A single provider won’t work for every locale.
SUMO review system is not very friendly
The review system at SUMO is not very straight forward for newcomers. You need someone with review rights to approve revisions (potential bottlenecks) and it’s a multi-step process not as agile as some might expect, detailed instructions had to be provided.
The community engagement plan was important
The engagement and communication plan really paid-off by having really positive reactions to the experiment and being open to participate in something new that has been historically a “tricky topic” among the mozilla localization communities.
Scalability will be an issue
We know wikipedia has been doing a per-language approach to make sure there is no abuse of the system from localizers and ensure high quality. We currently have a technical limitation for scalability.
- Invest in creating a export/import mechanism for kitsune.
- Invest in the development of the machine translation code.
- Do additional research and testing to understand MT providers limitations.
- Invest in understanding kitsune UX limitations and identify quick wins.
- Iterate the experiment with additional locales to understand scalability.
1. Invest in creating a export/import mechanism for kitsune
Effort: Low (2 days of dev time)
People needs: Dev time, CM time
Not only we’ll need to automate the export/import process for further experiment around machine translation, but it’s clearly an identified need for other internal processes dealing with content.
2. Invest in the development of the machine translation code
Effort: Low-medium (depending on how much we want to improve)
People needs: Dev time, CM time
If we want to expand our tests around machine translation, there are certain improvements we can apply to the code generating these translations. At least we’ll need minor changes to markup handling (P1) and multi-provider support (P2). Bonus (P3) if we can get formal/informal handling, translation memories and terminology, but not a blocker.
3. Do additional research and testing to understand MT providers limitations.
Effort: Low (depending on how many locales we need to understand)
People needs: CM time
We should definitely understand how the current provider is handling our larger locales (including both Desktop and Mobile products)
Running a sample test for feedback with these communities will help us understand our needs for additional providers, which would influence recommendation 2.
4. Invest in understanding kitsune UX limitations and identify quick wins.
Effort: Low-medium (depending on how deep we want to go)
People needs: Program manager time, dev time
We should work with our communities to understand the main pain points about using kitsune and prioritize the ones that are clearly draining people’s time.

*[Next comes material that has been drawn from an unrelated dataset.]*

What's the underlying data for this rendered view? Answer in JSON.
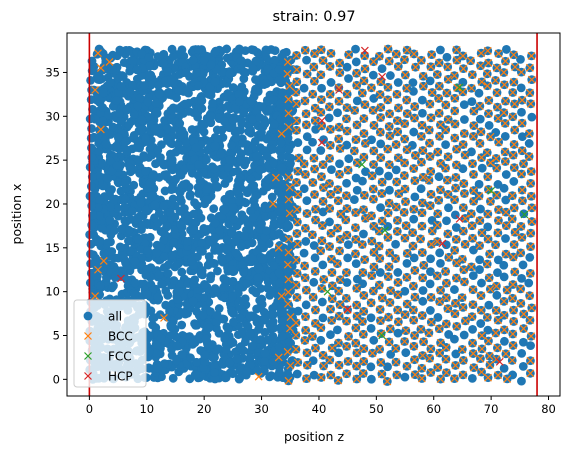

I suspect there are a few quick wins we can just do by tweaking the frontend.
5. Iterate the experiment with additional locales to understand scalability.
People needs: CM time, team support
We need to understand if this experience would work at scale. This would be a combination (and blocked by) recommendations 1, 2 (if possible) and 3.
Once we have the technical limitations solved and we understand how to provide the best MT to each locale, we should test if this works with all our larger locales to test how does it scale.